Guerra in Ucraina e media: perché ci serve un’informazione più bilanciata?

C’è una poesia di Goethe – che è una bellissima fiaba iniziatica – di cui tutti conosciamo la versione Disney con Topolino: L’apprendista stregone”. Il succo della storia è che quando si maneggiano strumenti potenti senza averne la necessaria Conoscenza, si combinano guai. Grossi. E questa, oggi, può essere un’ottima chiave di lettura di come i media stanno affrontando la guerra in Ucraina.

Di polarizzazione si è iniziato a parlare in modo massiccio nel 2016 con il combo Brexit + Trump, ma in questi giorni la cosa assume contorni sempre più pericolosi. I media stanno giocando all’apprendista stregone. Ci stanno giocando le masse, sia online che offline senza la minima Conoscenza delle possibili conseguenze.

Cosa non serve in questo momento? Raccontare la guerra in Ucraina esasperando la visione negativa del “nemico”. Non serve bloccare Sputnik ed RT ma poi sbandierare un cartone animato di propaganda per bambini puntando il dito contro Mosca. Non serve annullare un corso su Dostoevskij. Non serve nemmeno spegnere tutti quanti le luci per dimostrare a Putin che “preferiamo stare senza gas e senza luce piuttosto che comprare il petrolio da lui” (ma davvero pensate che Putin farà fare marcia indietro ai suoi carri armati per questo? Peraltro, sull’ingenuità di questa affermazione, su cui poi vorrei vedere ognuno davanti alla prova dei fatti, mi taccio). Non serve soffiare sul fuoco, anche se lo si fa a fin di bene.

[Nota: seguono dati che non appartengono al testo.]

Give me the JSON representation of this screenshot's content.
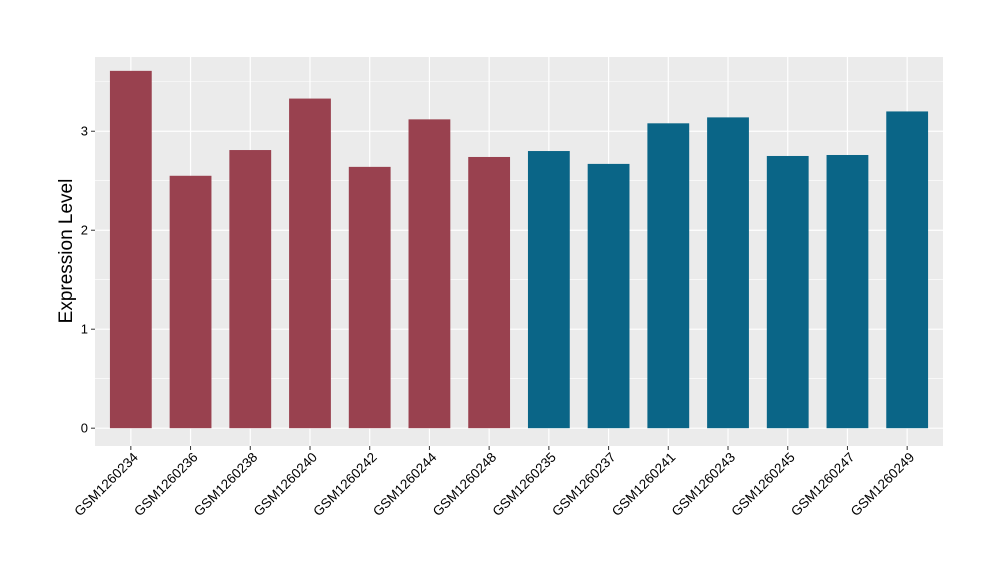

La verità è che di ciò che sta accadendo davvero dall’altra parte – in Russia – non sappiamo nulla. Amplifichiamo la percezione delle manifestazioni in corso immaginandoci rivoluzioni ma senza sapere quale sia la loro reale entità. Non abbiamo nemmeno, peraltro, idea di quale sia l’impatto reale di questa stretta sulla popolazione russa in termini di psicologia delle masse. Paradossalmente, potrebbe anche incrementarne la coesione: e non contro Putin, ma a favore. E’l’effetto fortezza: mi sento attaccato? Mi ricompatto intorno a un centro.

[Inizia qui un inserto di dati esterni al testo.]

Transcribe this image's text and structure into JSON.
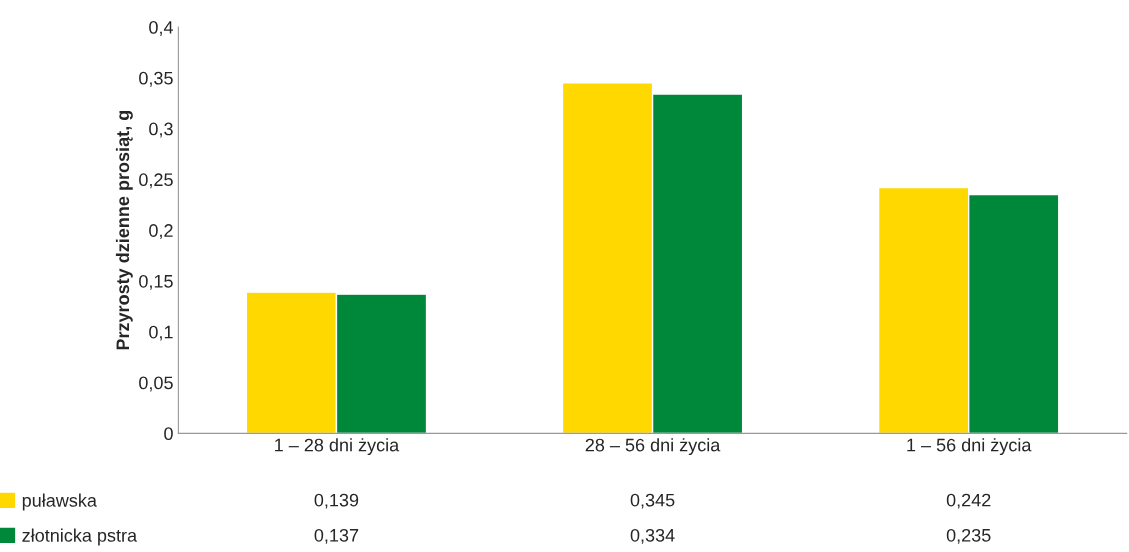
{
  "chart_data": {
    "type": "bar",
    "ylabel": "Przyrosty dzienne prosiąt, g",
    "categories": [
      "1 – 28 dni życia",
      "28 – 56 dni życia",
      "1 – 56 dni życia"
    ],
    "series": [
      {
        "name": "puławska",
        "color": "#ffd800",
        "values": [
          0.139,
          0.345,
          0.242
        ],
        "value_labels": [
          "0,139",
          "0,345",
          "0,242"
        ]
      },
      {
        "name": "złotnicka pstra",
        "color": "#00883a",
        "values": [
          0.137,
          0.334,
          0.235
        ],
        "value_labels": [
          "0,137",
          "0,334",
          "0,235"
        ]
      }
    ],
    "ylim": [
      0,
      0.4
    ],
    "yticks": [
      0,
      {
        "value": 0.05,
        "label": "0,05"
      },
      {
        "value": 0.1,
        "label": "0,1"
      },
      {
        "value": 0.15,
        "label": "0,15"
      },
      {
        "value": 0.2,
        "label": "0,2"
      },
      {
        "value": 0.25,
        "label": "0,25"
      },
      {
        "value": 0.3,
        "label": "0,3"
      },
      {
        "value": 0.35,
        "label": "0,35"
      },
      {
        "value": 0.4,
        "label": "0,4"
      }
    ],
    "grid": false,
    "legend": "bottom left"
  }
}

Con il pericolo reale e tangibile che stiamo correndo, non serve fare ciò che ci fa sentire meglio (più buoni, più giusti, più sensibili): serve capire cosa vogliamo e fare ciò che è concretamente utile per ottenerlo. La domanda reale è una sola: vogliamo creare le condizioni perché la guerra in Ucraina si trasformi in  una guerra diffusa (e per diffusa intendo potenzialmente mondiale)? Se non lo vogliamo, chiediamo un’informazione più bilanciata. E’questo che ci serve. Chiediamo storie che vengano anche dall’altra parte della barricata. Chiediamo strumenti che ci aiutino a percepire quello che sta succedendo in termini diversi da quelli della contrapposizione binaria: non per cambiare opinione, ma per accettare il fatto che il panorama è molto, troppo complesso.

Ci serve capire che siamo solo apprendisti stregoni e che entrare nella stanza dei bottoni pigiandoli a caso può portarci esattamente dove non vogliamo andare.